Can Lost Profits be Included in Carmack Amendment Claim?

Kevin Anderson Cargo Liability, Transportation

In nearly every Carmack Amendment claim, one of the chief issues of disputes is the amount of damages for lost or damaged cargo. Seldom do parties argue over whether cargo is actually damaged or lost, because those issues are essentially self evident. But how much a company should pay for lost or damaged cargo continues to be the basis for most legal fights in a Carmack Amendment claim.

At the outset, an important thing to remember is that shippers and carriers can control this problem at the beginning of a business relationship.
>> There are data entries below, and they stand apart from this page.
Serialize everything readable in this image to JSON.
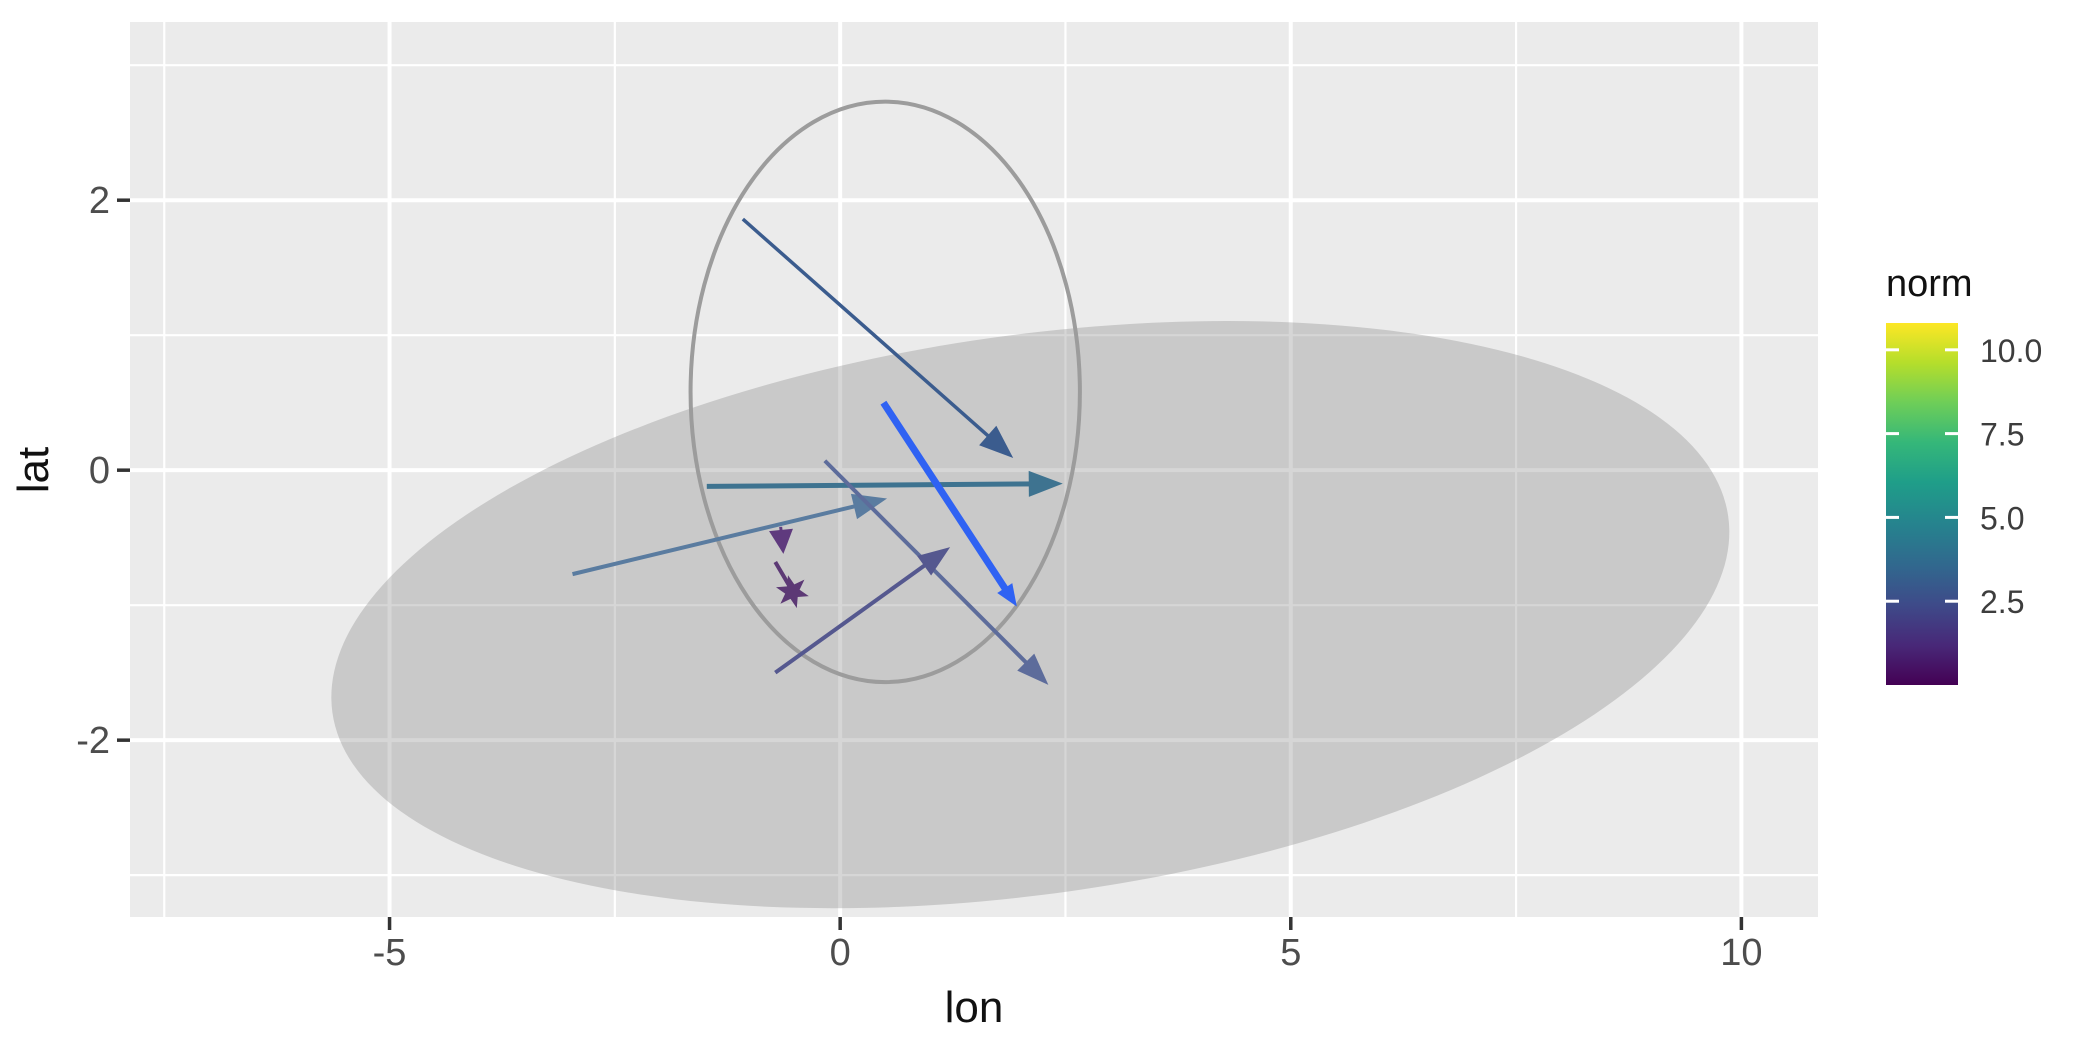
{
  "chart_data": {
    "type": "scatter",
    "subtype": "quiver-vectors-with-ellipses",
    "title": "",
    "xlabel": "lon",
    "ylabel": "lat",
    "x_range": [
      -7.88,
      10.85
    ],
    "y_range": [
      -3.31,
      3.32
    ],
    "grid": true,
    "panel_bg": "#ebebeb",
    "grid_major_color": "#ffffff",
    "grid_minor_color": "#ffffff",
    "tick_color": "#333333",
    "axis_text_color": "#4d4d4d",
    "x_ticks": [
      {
        "v": -5,
        "label": "-5"
      },
      {
        "v": 0,
        "label": "0"
      },
      {
        "v": 5,
        "label": "5"
      },
      {
        "v": 10,
        "label": "10"
      }
    ],
    "x_minor": [
      -7.5,
      -2.5,
      2.5,
      7.5
    ],
    "y_ticks": [
      {
        "v": 2,
        "label": "2"
      },
      {
        "v": 0,
        "label": "0"
      },
      {
        "v": -2,
        "label": "-2"
      }
    ],
    "y_minor": [
      3,
      1,
      -1,
      -3
    ],
    "ellipses": [
      {
        "name": "confidence-ellipse-large",
        "cx": 2.11,
        "cy": -1.07,
        "rx": 7.82,
        "ry": 2.07,
        "rotate_deg": -8,
        "fill": "rgba(138,138,138,0.35)",
        "stroke": "none",
        "stroke_width": 0
      },
      {
        "name": "confidence-ellipse-small",
        "cx": 0.5,
        "cy": 0.58,
        "rx": 2.16,
        "ry": 2.15,
        "rotate_deg": 0,
        "fill": "none",
        "stroke": "#9c9c9c",
        "stroke_width": 4
      }
    ],
    "arrows": [
      {
        "x1": -1.08,
        "y1": 1.86,
        "x2": 1.92,
        "y2": 0.09,
        "norm": 3.5,
        "color": "#3b5c8e",
        "width": 3.5,
        "head_l": 34,
        "head_w": 13
      },
      {
        "x1": -1.48,
        "y1": -0.12,
        "x2": 2.47,
        "y2": -0.1,
        "norm": 4.7,
        "color": "#3e7390",
        "width": 5,
        "head_l": 34,
        "head_w": 13
      },
      {
        "x1": -2.97,
        "y1": -0.77,
        "x2": 0.52,
        "y2": -0.21,
        "norm": 5.0,
        "color": "#5a7ca0",
        "width": 4,
        "head_l": 34,
        "head_w": 13
      },
      {
        "x1": 0.48,
        "y1": 0.5,
        "x2": 1.96,
        "y2": -1.01,
        "norm": null,
        "color": "#2f62f3",
        "width": 7,
        "head_l": 22,
        "head_w": 9
      },
      {
        "x1": -0.17,
        "y1": 0.07,
        "x2": 2.31,
        "y2": -1.59,
        "norm": 2.6,
        "color": "#5d6c9b",
        "width": 4,
        "head_l": 32,
        "head_w": 12
      },
      {
        "x1": -0.72,
        "y1": -1.5,
        "x2": 1.22,
        "y2": -0.57,
        "norm": 2.2,
        "color": "#55588f",
        "width": 4,
        "head_l": 32,
        "head_w": 12
      },
      {
        "x1": -0.66,
        "y1": -0.42,
        "x2": -0.63,
        "y2": -0.62,
        "norm": 1.2,
        "color": "#5f3a7e",
        "width": 3,
        "head_l": 24,
        "head_w": 12
      },
      {
        "x1": -0.72,
        "y1": -0.68,
        "x2": -0.535,
        "y2": -0.89,
        "norm": 1.0,
        "color": "#5c3975",
        "width": 4,
        "head_l": 0,
        "head_w": 0
      }
    ],
    "star_marker": {
      "x": -0.53,
      "y": -0.9,
      "outer_r": 17,
      "inner_r": 7.5,
      "points": 6,
      "rotate_deg": -15,
      "color": "#5c3975"
    },
    "legend": {
      "title": "norm",
      "range": [
        0,
        10.8
      ],
      "ticks": [
        {
          "v": 10,
          "label": "10.0"
        },
        {
          "v": 7.5,
          "label": "7.5"
        },
        {
          "v": 5,
          "label": "5.0"
        },
        {
          "v": 2.5,
          "label": "2.5"
        }
      ],
      "colormap": "viridis",
      "stops": [
        [
          "0",
          "#fde725"
        ],
        [
          "0.11",
          "#b5de2b"
        ],
        [
          "0.22",
          "#6ece58"
        ],
        [
          "0.33",
          "#35b779"
        ],
        [
          "0.44",
          "#1f9e89"
        ],
        [
          "0.56",
          "#26828e"
        ],
        [
          "0.67",
          "#31688e"
        ],
        [
          "0.78",
          "#3e4a89"
        ],
        [
          "0.89",
          "#482878"
        ],
        [
          "1",
          "#440154"
        ]
      ]
    }
  }
}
A motor carrier can limit liability by offering and executing a legally sufficient contract that puts a cap on how much and what a shipper can recover should their goods be lost or damaged. But all too often that does not happen, either because the companies do not think about it, or because whatever agreement they made did not meet the very specific requirements to limit liability in the contract regulated by the Carmack Amendment.

Of course, at Anderson and Yamada, P.C., we can set your company up with such contracts. To help you in this endeavour, simply contact us. But in case your situation requires post-contract litigation work, we can help there too. One question for litigation of a Carmack Amendment claim is: what is a shipper entitled to when goods are lost or damaged by a motor carrier? Can the shipper recover lost profits?

9th Circuit Decides Lost Profits Case

This question was presented to the 9th Circuit Court of Appeals in 2000. In that case, Neptune Orient Lines, LTD., v. Burlington N. & Santa Fe, 213 F.3d 1118 (9th Cir. 2000), the court was tasked with establishing how much a popular shoe company should recover for a lost shipment of shoes. At the time of the loss, the motor carrier reimbursed the shoe company for the full value of what the shoes would have sold for had they reached market. But when the motor carrier sought reimbursement from the carrier they subcontracted part of shipping to, the carrier balked.

The subcontractor refused to pay the market value for what the shoes would have sold for, and instead paid the manufacturing cost, which constituted a difference of nearly $100,000. Because of the impasse, the companies took their case to court, and it ended up in the 9th Circuit’s hands.

Perhaps this should not have been a difficult issue for the court to decide. At least since 1917 the Supreme Court has held that the amount due for lost or damaged goods in a Carmack Amendment claim is the market value had the goods arrived in good condition. And the circuit court of appeals have followed that rule of law. But in this case the subcontractor argued that full market value was too speculative, and therefore should not be paid.

In this case, the 9th Circuit held that the subcontractor would be held liable for the lost profits the company would have made had the goods been delivered as agreed. Now it is more than clear that when a motor carrier loses or damages cargo, lost profits are very much available to claim under the Carmack Amendment.